In Regex, why is "((.|\s)*?)" different than "\s*.*"

Question

Not a complete newbie, but I still don't understand everything about Regular expressions. I was trying to use Regex to strip out <p> tags and my first attempt

<p\s*.*>

was so greedy it caught the whole line

<p someAttributes='example'>SomeText</p>

I got it to work with

((.|\s)*?)

This seems like it should be just as greedy, can anyone help me understand why it isnt?

Trying to make this question as language non-specific as possible, but I was doing this with ColdFusion's reReplaceNoCase if it makes a lot of difference.

Answer 1

The key difference is the *? part, which creates a reluctant quantifier, and so it tries to match as little as possible. The standard quantifier * is a greedy quantifier and tries to match as much as possible.

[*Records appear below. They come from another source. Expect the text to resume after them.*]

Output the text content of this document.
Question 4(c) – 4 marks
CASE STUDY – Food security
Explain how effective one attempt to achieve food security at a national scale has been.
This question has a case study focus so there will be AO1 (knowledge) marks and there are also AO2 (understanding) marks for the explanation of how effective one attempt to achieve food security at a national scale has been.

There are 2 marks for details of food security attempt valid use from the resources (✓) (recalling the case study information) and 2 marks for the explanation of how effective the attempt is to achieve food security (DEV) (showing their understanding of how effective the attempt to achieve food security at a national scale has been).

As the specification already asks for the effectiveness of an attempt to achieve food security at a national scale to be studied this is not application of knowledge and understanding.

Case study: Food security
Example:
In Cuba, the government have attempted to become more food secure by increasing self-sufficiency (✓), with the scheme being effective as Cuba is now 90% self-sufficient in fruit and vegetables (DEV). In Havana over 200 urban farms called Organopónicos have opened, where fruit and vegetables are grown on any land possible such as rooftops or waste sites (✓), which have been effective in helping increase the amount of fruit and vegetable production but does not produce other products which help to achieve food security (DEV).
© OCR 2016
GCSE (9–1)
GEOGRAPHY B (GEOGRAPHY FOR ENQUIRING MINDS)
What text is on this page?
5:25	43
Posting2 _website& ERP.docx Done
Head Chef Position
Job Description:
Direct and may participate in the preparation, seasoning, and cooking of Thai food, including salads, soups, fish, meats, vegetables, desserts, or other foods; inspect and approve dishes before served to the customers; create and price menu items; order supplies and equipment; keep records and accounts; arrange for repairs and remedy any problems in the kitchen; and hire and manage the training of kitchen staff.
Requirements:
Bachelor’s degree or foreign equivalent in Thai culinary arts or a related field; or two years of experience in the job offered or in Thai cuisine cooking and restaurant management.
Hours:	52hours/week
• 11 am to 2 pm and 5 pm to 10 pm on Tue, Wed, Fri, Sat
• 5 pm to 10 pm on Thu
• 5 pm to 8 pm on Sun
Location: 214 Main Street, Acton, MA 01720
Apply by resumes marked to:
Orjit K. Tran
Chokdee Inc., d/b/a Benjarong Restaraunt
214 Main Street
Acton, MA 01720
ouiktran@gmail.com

See e.g. Greedy vs. Reluctant vs. Possessive Quantifiers

As Seth Robertson noted, you might want to use a regex that does not depend on the greedy/reluctant behaviour. Indeed, you can write a possessive regex for best performance:

<p\s*+[^>]*+>

Here, \s*+ matches any number of white space, while [^>]*+ matches any number of characters except >. Both quantifiers do not track back in case of a mismatch, which improves runtime in case of a mismatch, and for some regex implementations also in case of a match (because internal backtracking data can be omitted).

Note that, if there are other tags starting with <p (didn't write HTML directly for a long time), you match these too. If you don't want that, use a regex like this:

<p(\s++[^>]*+)?>

This makes the whole section between <p and > optional.